Oil prices fell earlier this week over future demand concerns after data showed that China’s first-half crude imports dropped, but they were still holding about a one-week high as the concerns about supplies continue, according to media reports. Experts have also warned if OPEC does not agree to raise supplies, a rise in oil prices might lead to demand destruction.
Brent crude oil decreased by 0.1 percent at $76.41 a barrel and West Texas Intermediate showed a drop of 0.2 percent at $75.12 a barrel, having jumped 1.6 percent in the previous session. China’s crude import also fell by 3 percent from January to June compared with a year earlier.
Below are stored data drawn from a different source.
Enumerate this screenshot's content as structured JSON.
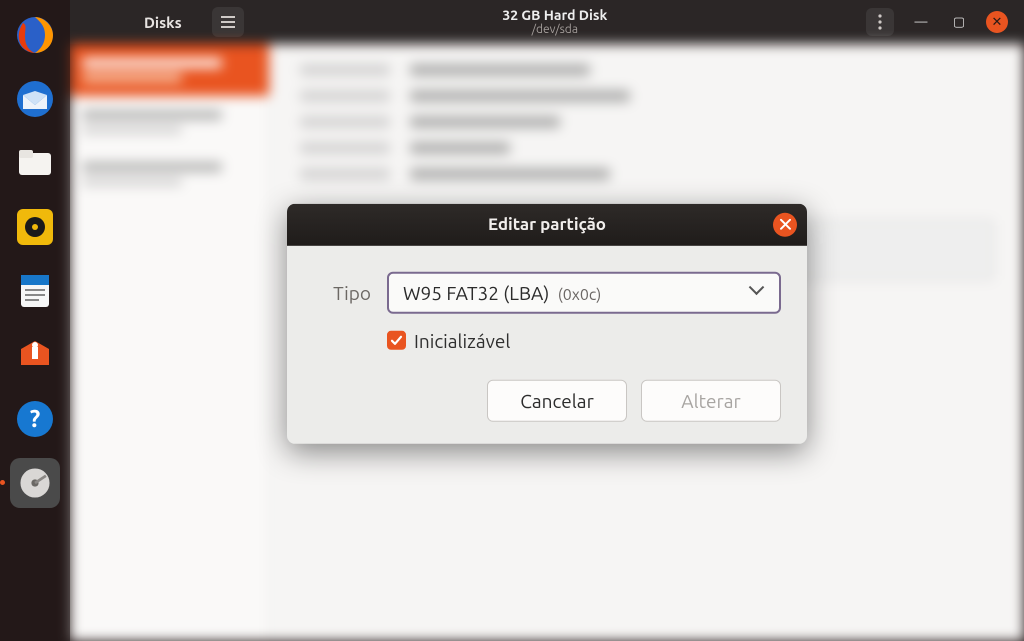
{
  "dock": {
    "items": [
      "firefox",
      "thunderbird",
      "files",
      "rhythmbox",
      "writer",
      "software",
      "help",
      "disks"
    ]
  },
  "window": {
    "app_name": "Disks",
    "title": "32 GB Hard Disk",
    "subtitle": "/dev/sda"
  },
  "dialog": {
    "title": "Editar partição",
    "type_label": "Tipo",
    "type_value": "W95 FAT32 (LBA)",
    "type_code": "(0x0c)",
    "bootable_label": "Inicializável",
    "bootable_checked": true,
    "cancel_label": "Cancelar",
    "apply_label": "Alterar"
  }
}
This is the first recorded major contraction in oil since 2013 as factors like import quota shortages, refinery maintenance and rising global prices affect the buying process.
Eurasia Group released a statement saying,” Imports were scaled back as surging prices for crude oil have eroded refinery profit margins.” They also mentioned that high oil prices may lead to more cost-sensitive emerging markets, especially India, where there is a surge in oil prices almost every other day.
Additionally, there have also been major disagreements over supply policy within the Organization of the Petroleum Exporting Countries (OPEC). The International Energy Agency also mentioned that global withdrawal from storage in the third quarter was set to be the most in at least a decade. The US stockpile of oil and gas inventories also witnessed a drop last week where crude inventories dropped by 4.1 million barrels for the week ended July 9, signifying their eighth straight weekly fall.